/CountNGrams

Use Apache Hadoop to count the n-grams in a collection of files

Primary LanguageJava

CountNGrams version 0.01

Use Apache Hadoop to count the n-grams in a collection of files.

AUTHOR

Stephen W. Thomas <sthomas@cs.queensu.ca>

DESCRIPTION

This class uses Hadoop to count the number of occurrences of n-grams in a given set of text files.

An n-gram is a list of n words, which are adjacent to each other in a text file. For example, if the text file contained the text "one two three", there would be three 1-grams ("one", "two", "three"), two 2-grams ("one_two", "two_three"), and one 3-gram ("one_two_three").

This class has been tested against hadoop 1.0.3.

N-grams of sizes 1, 2, 3, 4, and 5 are supported.
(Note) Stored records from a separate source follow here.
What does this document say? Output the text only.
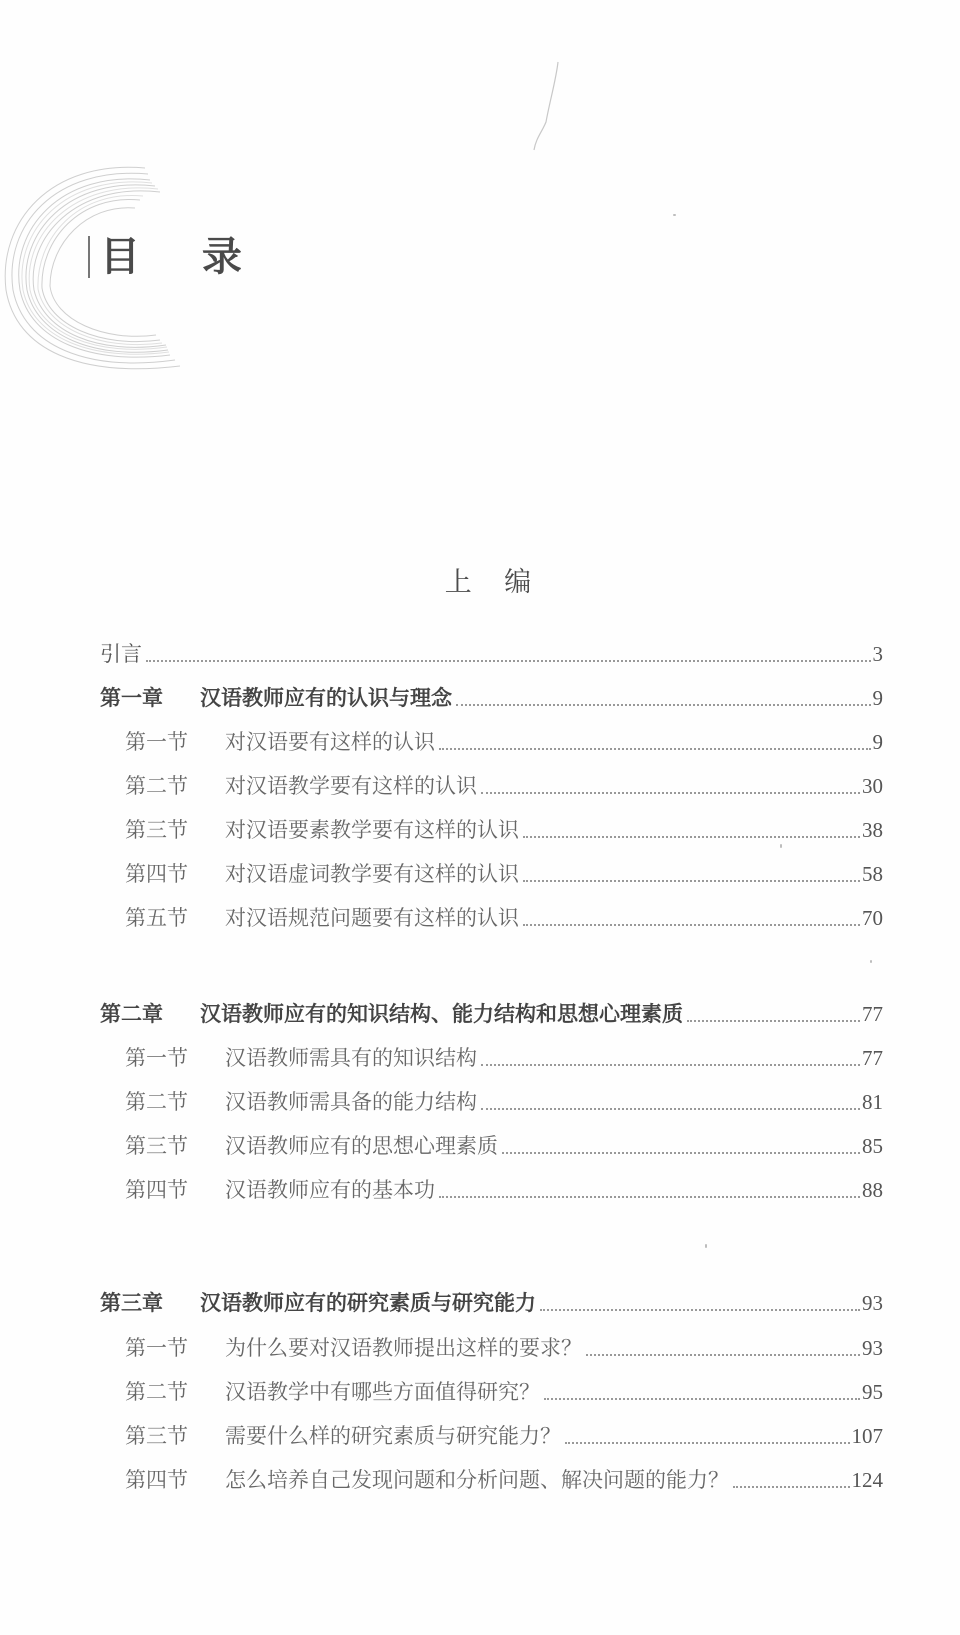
目 录
上 编
引言	3
第一章	汉语教师应有的认识与理念	9
第一节	对汉语要有这样的认识	9
第二节	对汉语教学要有这样的认识	30
第三节	对汉语要素教学要有这样的认识	38
第四节	对汉语虚词教学要有这样的认识	58
第五节	对汉语规范问题要有这样的认识	70
第二章	汉语教师应有的知识结构、能力结构和思想心理素质	77
第一节	汉语教师需具有的知识结构	77
第二节	汉语教师需具备的能力结构	81
第三节	汉语教师应有的思想心理素质	85
第四节	汉语教师应有的基本功	88
第三章	汉语教师应有的研究素质与研究能力	93
第一节	为什么要对汉语教师提出这样的要求？	93
第二节	汉语教学中有哪些方面值得研究？	95
第三节	需要什么样的研究素质与研究能力？	107
第四节	怎么培养自己发现问题和分析问题、解决问题的能力？	124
You can specify on the command line which you want to include via the third parameter (see below for details).

USAGE

countngrams input_dir output_dir 1,2,3,4,5?

See the HOWTO.txt for instructions to compile and run the application.

INSTALLATION

See the HOWTO.txt for instructions to compile and run the application.

DEPENDENCIES

This application depends on Hadoop 1.0.3 or variants thereof.

COPYRIGHT AND LICENCE

Copyright (C) 2012 by Stephen W. Thomas sthomas@cs.queensu.ca

This library is free software; you can redistribute it and/or modify it under the same terms as Perl itself, either Perl version 5.10.1 or, at your option, any later version of Perl 5 you may have available.